A sondagem mostrou que os britânicos estavam mais do que nunca insatisfeitos relativamente à posição do seu país na Europa. Cerca de 60% queriam uma relação política e económica mais independente, contra apenas 14% que desejavam uma integração mais efetiva.
Entre os outros europeus, as atitudes são bem diferentes. Por toda a Alemanha, França e Itália há mais apoiantes do que detratores de um presidente da União Europeia eleito como nos Estados Unidos e de um exército europeu unificado. Mais de 60% dos italianos querem os Estados Unidos da Europa, completamente integrados, tal como 40% dos franceses e mais de um terço dos alemães. E há grandes quantidades de pessoas que dizem preferir a filiação na União Europeia, com laços mais estreitos entre os países-membros.
Este ano, a YouGov realizou uma sondagem semelhante com inquiridos entre os britânicos, alemães, franceses e suecos. Quanto aos britânicos, não estão mais amigos da Europa do que antes. Apenas 5% querem mais integração europeia, e só 19% defendem a manutenção da União Europeia tal como está, o que leva a que a percentagem de europeístas no Reino Unido seja somente de 24% do eleitorado.
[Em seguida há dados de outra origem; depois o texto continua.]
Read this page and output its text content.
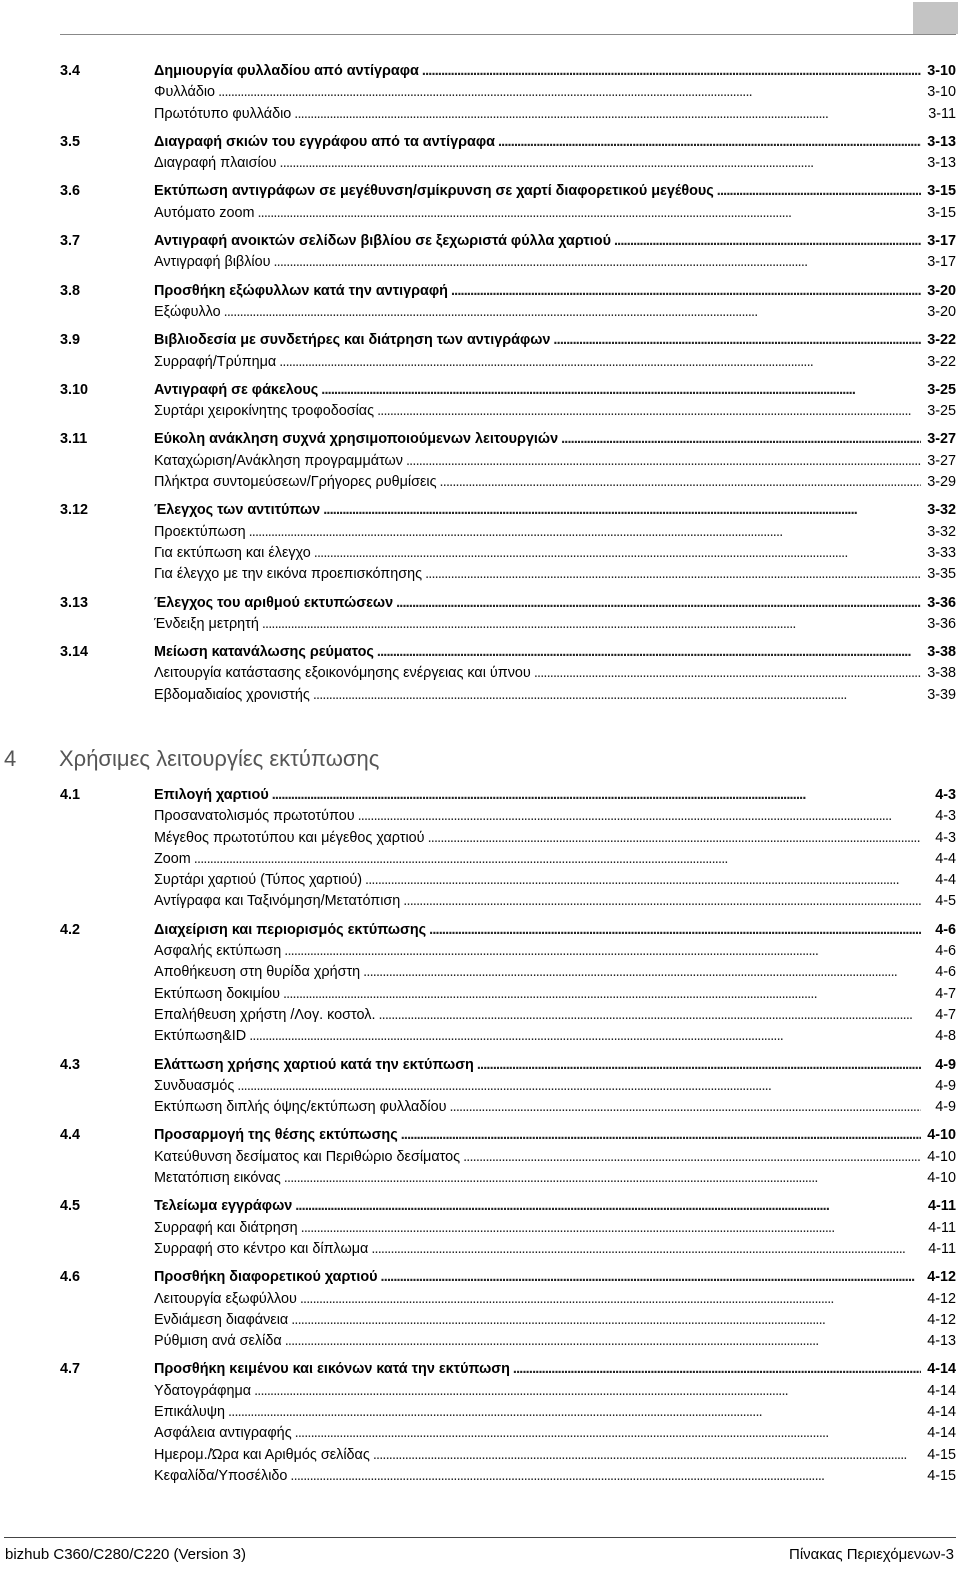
3.4	Δημιουργία φυλλαδίου από αντίγραφα . . .	3-10
Φυλλάδιο . . .	3-10
Πρωτότυπο φυλλάδιο . . .	3-11
3.5	Διαγραφή σκιών του εγγράφου από τα αντίγραφα . . .	3-13
Διαγραφή πλαισίου . . .	3-13
3.6	Εκτύπωση αντιγράφων σε μεγέθυνση/σμίκρυνση σε χαρτί διαφορετικού μεγέθους . . .	3-15
Αυτόματο zoom . . .	3-15
3.7	Αντιγραφή ανοικτών σελίδων βιβλίου σε ξεχωριστά φύλλα χαρτιού . . .	3-17
Αντιγραφή βιβλίου . . .	3-17
3.8	Προσθήκη εξώφυλλων κατά την αντιγραφή . . .	3-20
Εξώφυλλο . . .	3-20
3.9	Βιβλιοδεσία με συνδετήρες και διάτρηση των αντιγράφων . . .	3-22
Συρραφή/Τρύπημα . . .	3-22
3.10	Αντιγραφή σε φάκελους . . .	3-25
Συρτάρι χειροκίνητης τροφοδοσίας . . .	3-25
3.11	Εύκολη ανάκληση συχνά χρησιμοποιούμενων λειτουργιών . . .	3-27
Καταχώριση/Ανάκληση προγραμμάτων . . .	3-27
Πλήκτρα συντομεύσεων/Γρήγορες ρυθμίσεις . . .	3-29
3.12	Έλεγχος των αντιτύπων . . .	3-32
Προεκτύπωση . . .	3-32
Για εκτύπωση και έλεγχο . . .	3-33
Για έλεγχο με την εικόνα προεπισκόπησης . . .	3-35
3.13	Έλεγχος του αριθμού εκτυπώσεων . . .	3-36
Ένδειξη μετρητή . . .	3-36
3.14	Μείωση κατανάλωσης ρεύματος . . .	3-38
Λειτουργία κατάστασης εξοικονόμησης ενέργειας και ύπνου . . .	3-38
Εβδομαδιαίος χρονιστής . . .	3-39
4	Χρήσιμες λειτουργίες εκτύπωσης
4.1	Επιλογή χαρτιού . . .	4-3
Προσανατολισμός πρωτοτύπου . . .	4-3
Μέγεθος πρωτοτύπου και μέγεθος χαρτιού . . .	4-3
Zoom . . .	4-4
Συρτάρι χαρτιού (Τύπος χαρτιού) . . .	4-4
Αντίγραφα και Ταξινόμηση/Μετατόπιση . . .	4-5
4.2	Διαχείριση και περιορισμός εκτύπωσης . . .	4-6
Ασφαλής εκτύπωση . . .	4-6
Αποθήκευση στη θυρίδα χρήστη . . .	4-6
Εκτύπωση δοκιμίου . . .	4-7
Επαλήθευση χρήστη /Λογ. κοστολ. . . .	4-7
Εκτύπωση&ID . . .	4-8
4.3	Ελάττωση χρήσης χαρτιού κατά την εκτύπωση . . .	4-9
Συνδυασμός . . .	4-9
Εκτύπωση διπλής όψης/εκτύπωση φυλλαδίου . . .	4-9
4.4	Προσαρμογή της θέσης εκτύπωσης . . .	4-10
Κατεύθυνση δεσίματος και Περιθώριο δεσίματος . . .	4-10
Μετατόπιση εικόνας . . .	4-10
4.5	Τελείωμα εγγράφων . . .	4-11
Συρραφή και διάτρηση . . .	4-11
Συρραφή στο κέντρο και δίπλωμα . . .	4-11
4.6	Προσθήκη διαφορετικού χαρτιού . . .	4-12
Λειτουργία εξωφύλλου . . .	4-12
Ενδιάμεση διαφάνεια . . .	4-12
Ρύθμιση ανά σελίδα . . .	4-13
4.7	Προσθήκη κειμένου και εικόνων κατά την εκτύπωση . . .	4-14
Υδατογράφημα . . .	4-14
Επικάλυψη . . .	4-14
Ασφάλεια αντιγραφής . . .	4-14
Ημερομ./Ώρα και Αριθμός σελίδας . . .	4-15
Κεφαλίδα/Υποσέλιδο . . .	4-15
bizhub C360/C280/C220 (Version 3)	Πίνακας Περιεχόμενων-3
A descoberta mais surpreendente, no entanto, é a de que os outros três países se tornaram quase tão eurocéticos quanto o Reino Unido. Os que se manifestam a favor de mais integração ou da manutenção da UE tal como está somam apenas 26% na Suécia, 32% em França e 40% na Alemanha. A União Europeia enfrenta agora uma devastadora crise de confiança.
Mas a verdade é que se pode dizer que a crise é transversal. Por toda a Europa, a população está a perder a fé nas instituições, sejam elas políticas, religiosas, financeiras ou de comunicação social. As pessoas sentem-se enganadas, ignoradas e empobrecidas. E neste clima de desconfiança, ouvem-se cantos de sereia anunciando inimigos para odiar, alvos a abater, soluções simplistas para os problemas do quotidiano.
«A confiança é muitas vezes considerada um pré-requisito da democracia liberal, sem confiança não pode haver sociedade», explica o professor Hjerm. «Assim, a menos que as pessoas confiem umas nas outras, vai ser muito difícil não apenas a cooperação política, mas também as transações comerciais e as reuniões quotidianas dentro da União Europeia. Isto é extremamente importante.»
Consequentemente, a Europa precisa de redescobrir a confiança em si e nos outros.
Talvez devêssemos perguntar à população da Suíça ou da Suécia como é que isso se faz.